Chinese American Death Rituals
Title | Chinese American Death Rituals PDF eBook |
Author | Sue Fawn Chung |
Publisher | Rowman Altamira |
Pages | 324 |
Release | 2005 |
Genre | History |
ISBN | 9780759107342 |
They have looked to individual beliefs, customs, religion, and environment for this resolution. This volume expertly describes and analyzes cultural retention and transformation in the after-death rituals of Chinese American communities."--Jacket.
Theater of the Dead
Title | Theater of the Dead PDF eBook |
Author | Jeehee Hong |
Publisher | University of Hawaii Press |
Pages | 249 |
Release | 2016-05-31 |
Genre | History |
ISBN | 082485540X |
In eleventh-century China, both the living and the dead were treated to theatrical spectacles. Chambers designed for the deceased were ornamented with actors and theaters sculpted in stone, molded in clay, rendered in paint. Notably, the tombs were not commissioned for the scholars and officials who dominate the historical record of China but affluent farmers, merchants, clerics—people whose lives and deaths largely went unrecorded. Why did these elites furnish their burial chambers with vivid representations of actors and theatrical performances? Why did they pursue such distinctive tomb-making? In Theater of the Dead, Jeehee Hong maintains that the production and placement of these tomb images shed light on complex intersections of the visual, mortuary, and everyday worlds of China at the dawn of the second millennium. Assembling recent archaeological evidence and previously overlooked historical sources, Hong explores new elements in the cultural and religious lives of middle-period Chinese. Rather than treat theatrical tomb images as visual documents of early theater, she calls attention to two largely ignored and interlinked aspects: their complex visual forms and their symbolic roles in the mortuary context in which they were created and used. She introduces carefully selected examples that show visual and conceptual novelty in engendering and engaging dimensions of space within and beyond the tomb in specifically theatrical terms. These reveal surprising insights into the intricate relationship between the living and the dead. The overarching sense of theatricality conveys a densely socialized vision of death.

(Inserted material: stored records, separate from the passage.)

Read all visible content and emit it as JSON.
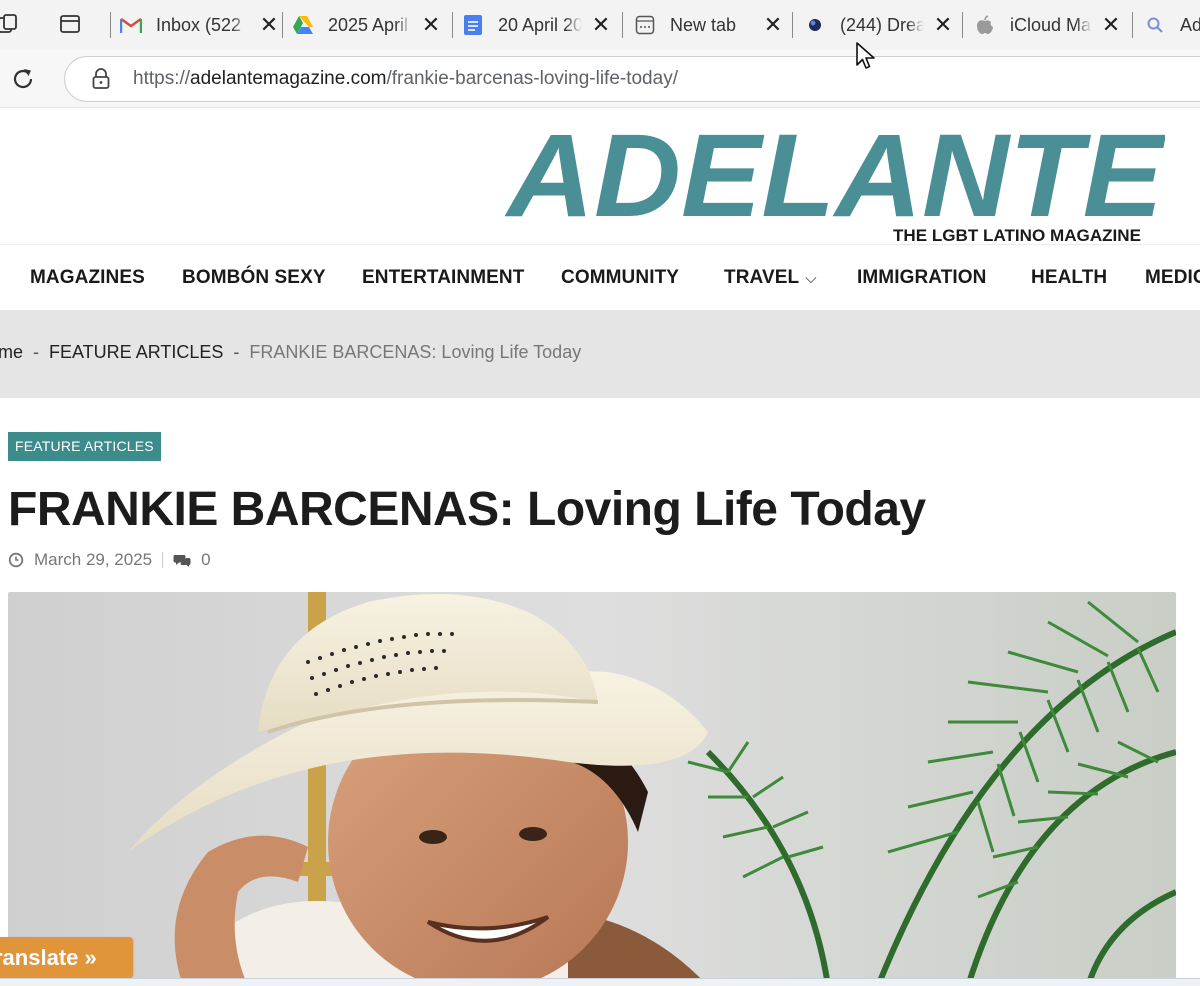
{
  "browser": {
    "tabs": [
      {
        "title": "Inbox (522",
        "icon": "gmail-icon"
      },
      {
        "title": "2025 April",
        "icon": "google-drive-icon"
      },
      {
        "title": "20 April 20",
        "icon": "google-docs-icon"
      },
      {
        "title": "New tab",
        "icon": "new-tab-icon"
      },
      {
        "title": "(244) Drea",
        "icon": "generic-site-icon"
      },
      {
        "title": "iCloud Ma",
        "icon": "apple-icon"
      },
      {
        "title": "Ad",
        "icon": "search-icon"
      }
    ],
    "tab_close_glyph": "✕",
    "url": {
      "scheme": "https://",
      "host": "adelantemagazine.com",
      "path": "/frankie-barcenas-loving-life-today/"
    }
  },
  "site": {
    "logo_text": "ADELANTE",
    "logo_tagline": "THE LGBT LATINO MAGAZINE",
    "brand_color": "#4a8f96",
    "accent_color": "#3d8c8c",
    "nav": [
      {
        "label": "MAGAZINES"
      },
      {
        "label": "BOMBÓN SEXY"
      },
      {
        "label": "ENTERTAINMENT"
      },
      {
        "label": "COMMUNITY"
      },
      {
        "label": "TRAVEL",
        "has_dropdown": true
      },
      {
        "label": "IMMIGRATION"
      },
      {
        "label": "HEALTH"
      },
      {
        "label": "MEDIC"
      }
    ],
    "breadcrumb": {
      "home": "ome",
      "separator": "-",
      "section": "FEATURE ARTICLES",
      "current": "FRANKIE BARCENAS: Loving Life Today"
    }
  },
  "article": {
    "category": "FEATURE ARTICLES",
    "title": "FRANKIE BARCENAS: Loving Life Today",
    "date": "March 29, 2025",
    "comments": "0"
  },
  "translate": {
    "label": "ranslate »",
    "color": "#e0953a"
  }
}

Unlike earlier modes of representation in funerary art, which favored cosmological or ritual motifs and maintained a clear dichotomy between the two worlds, these visual practices show a growing interest in conceptualizing the sphere of the dead within the existing social framework. By materializing a “social turn,” this remarkable phenomenon constitutes a tangible symptom of middle-period Chinese attempting to socialize the sacred realm. Theater of the Dead is an original work that will contribute to bridging core issues in visual culture, history, religion, and drama and theater studies.

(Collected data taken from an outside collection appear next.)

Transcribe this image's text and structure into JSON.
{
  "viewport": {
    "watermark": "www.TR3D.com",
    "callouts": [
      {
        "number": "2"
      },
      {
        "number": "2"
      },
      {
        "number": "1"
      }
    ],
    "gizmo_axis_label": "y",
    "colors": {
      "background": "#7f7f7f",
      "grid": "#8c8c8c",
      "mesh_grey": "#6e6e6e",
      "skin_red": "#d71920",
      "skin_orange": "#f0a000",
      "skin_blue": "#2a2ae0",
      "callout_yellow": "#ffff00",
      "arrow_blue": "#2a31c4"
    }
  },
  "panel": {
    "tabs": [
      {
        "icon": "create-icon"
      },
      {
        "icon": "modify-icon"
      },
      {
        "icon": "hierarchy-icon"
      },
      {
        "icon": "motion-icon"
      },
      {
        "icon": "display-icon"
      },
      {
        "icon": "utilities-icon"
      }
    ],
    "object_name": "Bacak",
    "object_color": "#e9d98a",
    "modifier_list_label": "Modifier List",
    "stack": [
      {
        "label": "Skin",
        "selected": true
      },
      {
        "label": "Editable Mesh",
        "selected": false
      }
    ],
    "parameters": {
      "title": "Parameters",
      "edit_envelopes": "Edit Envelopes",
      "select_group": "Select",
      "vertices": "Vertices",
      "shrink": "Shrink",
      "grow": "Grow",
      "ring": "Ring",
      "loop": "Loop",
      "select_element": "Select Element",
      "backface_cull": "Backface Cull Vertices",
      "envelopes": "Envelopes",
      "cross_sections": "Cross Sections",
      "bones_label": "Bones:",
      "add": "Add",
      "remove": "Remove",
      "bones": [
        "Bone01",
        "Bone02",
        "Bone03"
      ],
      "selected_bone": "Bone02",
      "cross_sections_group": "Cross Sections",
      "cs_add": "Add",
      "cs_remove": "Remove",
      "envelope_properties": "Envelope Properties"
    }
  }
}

Buddhist Funeral Cultures of Southeast Asia and China
Title | Buddhist Funeral Cultures of Southeast Asia and China PDF eBook |
Author | Paul Williams |
Publisher | Cambridge University Press |
Pages | 311 |
Release | 2012-04-26 |
Genre | Religion |
ISBN | 1107003881 |
Death rituals and Buddhist imagery of the afterlife have been central to the development and spread of Buddhism as a social and textual tradition. Bringing together ethnographic, historical and theoretically informed accounts, the book presents in-depth studies of the Buddhist funeral cultures of mainland Southeast Asia and China.